A common question: why not just use JAX or PyTorch for adjoint differentiation in finance? They support automatic differentiation, they’re well-maintained, they have large communities.
The answer is performance. We benchmarked on a representative quant workload: 50,000 Monte Carlo paths, 500 time steps, with full adjoint Greeks.
Results
| Framework | Time (s) | Speedup vs AADC |
|---|---|---|
| AADC | 0.166 | — |
| JAX (XLA JIT) | 6.82 | 43× slower |
| PyTorch | 10.62 | 64× slower |
| TensorFlow | 9.51 | 57× slower |
With kernel reuse (record once, evaluate many times with different inputs), the gap widens to 64×.
Why the gap exists
ML frameworks are designed for neural network training: large matrix multiplications, batch normalization, convolutions. Their automatic differentiation is optimized for these patterns.
Quantitative finance workloads look different:
- Path-dependent logic with branches and state (barrier options, callable bonds)
- Iterative calibration with solver loops
- Scalar operations accumulated over thousands of time steps
- Double precision throughout (ML frameworks default to float32)
The compiled kernel approach records the computation once, JIT-compiles it to native AVX-vectorized machine code, and replays it millions of times. ML frameworks reinterpret the computation graph on every call (even with JIT tracing), paying interpreter and framework overhead each time.
When ML frameworks are the right choice
- Neural network training (their core strength)
- Prototyping and exploration (better tooling, visualization)
- When the team already has PyTorch expertise and the workload is small enough that 40× doesn’t matter
When they’re not
- Production pricing with >1000 risk factors
- Real-time risk (latency matters)
- Monte Carlo with path-dependent payoffs
- Any workload where you need Greeks through complex financial logic
Benchmark methodology: same hardware, same data, same algorithm. AADC uses compiled kernel with AVX-2, 8 threads. JAX uses XLA JIT compilation. PyTorch uses torch.compile. TensorFlow uses tf.function with XLA. Implemented using AADC (matlogica.com).
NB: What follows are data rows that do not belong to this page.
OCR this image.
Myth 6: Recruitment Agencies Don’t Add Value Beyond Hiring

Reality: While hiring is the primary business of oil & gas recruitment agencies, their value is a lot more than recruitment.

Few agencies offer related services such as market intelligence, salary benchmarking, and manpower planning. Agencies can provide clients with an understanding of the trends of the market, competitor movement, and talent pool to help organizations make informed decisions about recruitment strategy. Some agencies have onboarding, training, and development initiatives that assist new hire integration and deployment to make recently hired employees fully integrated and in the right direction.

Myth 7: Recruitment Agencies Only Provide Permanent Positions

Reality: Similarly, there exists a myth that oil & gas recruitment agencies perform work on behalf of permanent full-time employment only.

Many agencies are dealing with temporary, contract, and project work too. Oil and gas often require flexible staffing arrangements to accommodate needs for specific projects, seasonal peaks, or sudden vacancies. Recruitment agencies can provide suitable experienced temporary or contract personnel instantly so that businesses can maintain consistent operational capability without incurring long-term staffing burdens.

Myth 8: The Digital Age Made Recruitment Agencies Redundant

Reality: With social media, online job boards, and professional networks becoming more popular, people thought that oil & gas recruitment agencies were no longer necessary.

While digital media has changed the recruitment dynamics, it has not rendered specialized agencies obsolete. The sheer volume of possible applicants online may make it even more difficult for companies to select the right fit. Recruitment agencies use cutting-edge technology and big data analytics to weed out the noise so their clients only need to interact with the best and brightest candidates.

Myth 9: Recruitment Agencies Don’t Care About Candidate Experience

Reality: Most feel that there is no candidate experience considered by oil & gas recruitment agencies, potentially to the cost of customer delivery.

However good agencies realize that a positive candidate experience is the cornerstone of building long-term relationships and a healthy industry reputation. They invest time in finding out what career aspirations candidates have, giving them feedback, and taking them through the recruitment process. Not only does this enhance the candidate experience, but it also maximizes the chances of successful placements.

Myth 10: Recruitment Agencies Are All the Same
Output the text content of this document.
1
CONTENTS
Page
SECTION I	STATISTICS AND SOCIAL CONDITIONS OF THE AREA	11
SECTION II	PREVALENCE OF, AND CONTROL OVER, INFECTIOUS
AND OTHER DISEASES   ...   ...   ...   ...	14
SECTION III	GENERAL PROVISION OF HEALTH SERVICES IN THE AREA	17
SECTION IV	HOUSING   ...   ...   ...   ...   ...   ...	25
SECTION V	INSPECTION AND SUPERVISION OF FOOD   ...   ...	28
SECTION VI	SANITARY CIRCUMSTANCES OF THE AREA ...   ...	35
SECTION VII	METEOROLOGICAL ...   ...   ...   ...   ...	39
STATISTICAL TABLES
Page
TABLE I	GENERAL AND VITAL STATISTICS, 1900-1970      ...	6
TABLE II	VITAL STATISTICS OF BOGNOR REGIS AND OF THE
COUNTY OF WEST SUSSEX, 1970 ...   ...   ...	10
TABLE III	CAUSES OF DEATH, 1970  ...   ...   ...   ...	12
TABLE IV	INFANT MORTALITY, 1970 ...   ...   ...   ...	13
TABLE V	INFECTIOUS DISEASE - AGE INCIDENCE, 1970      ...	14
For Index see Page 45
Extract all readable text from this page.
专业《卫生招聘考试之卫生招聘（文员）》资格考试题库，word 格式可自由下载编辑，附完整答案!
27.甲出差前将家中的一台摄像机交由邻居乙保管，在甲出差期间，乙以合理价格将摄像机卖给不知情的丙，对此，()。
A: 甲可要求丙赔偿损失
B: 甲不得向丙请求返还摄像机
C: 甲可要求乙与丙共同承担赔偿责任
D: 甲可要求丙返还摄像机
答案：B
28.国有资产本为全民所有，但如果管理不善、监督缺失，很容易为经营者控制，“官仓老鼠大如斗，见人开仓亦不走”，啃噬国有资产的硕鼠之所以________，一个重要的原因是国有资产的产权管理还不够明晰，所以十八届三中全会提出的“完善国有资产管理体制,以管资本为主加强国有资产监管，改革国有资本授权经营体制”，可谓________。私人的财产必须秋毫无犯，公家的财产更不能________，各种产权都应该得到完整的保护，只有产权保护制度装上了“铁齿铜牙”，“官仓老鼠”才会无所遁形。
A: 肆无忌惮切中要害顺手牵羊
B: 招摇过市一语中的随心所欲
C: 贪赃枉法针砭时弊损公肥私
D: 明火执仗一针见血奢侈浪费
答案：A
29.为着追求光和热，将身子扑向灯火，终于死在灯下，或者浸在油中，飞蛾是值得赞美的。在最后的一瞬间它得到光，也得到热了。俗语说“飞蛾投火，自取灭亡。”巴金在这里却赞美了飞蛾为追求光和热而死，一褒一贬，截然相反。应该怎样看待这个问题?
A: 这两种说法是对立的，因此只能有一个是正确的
Frequently Asked Questions
How much faster is AADC than JAX, PyTorch, and TensorFlow?
MatLogica AADC is 43x faster than JAX when including graph compilation time (0.166s vs 6.82s for a 50K path Monte Carlo simulation), and 64x faster when reusing compiled kernels. Overall, AADC provides 40-64x performance advantages over JAX, PyTorch, and TensorFlow for quantitative finance workloads.
Why is AADC faster than ML frameworks for quantitative finance?
AADC is optimized for quantitative finance workloads with 1,000+ nodes performing scalar operations, while ML frameworks like JAX, PyTorch, and TensorFlow are optimized for fewer nodes (<100) with large tensor operations. AADC optimizes at the scalar operation level and includes fast graph compilation.
Can AADC be used for machine learning applications?
Yes, AADC excels in specific ML applications including time series prediction, optimal control problems, and neural networks with up to 50,000 parameters. Research by Prof. Roland Olsson shows AADC can evaluate 10 million candidate neurons significantly faster than JAX or PyTorch.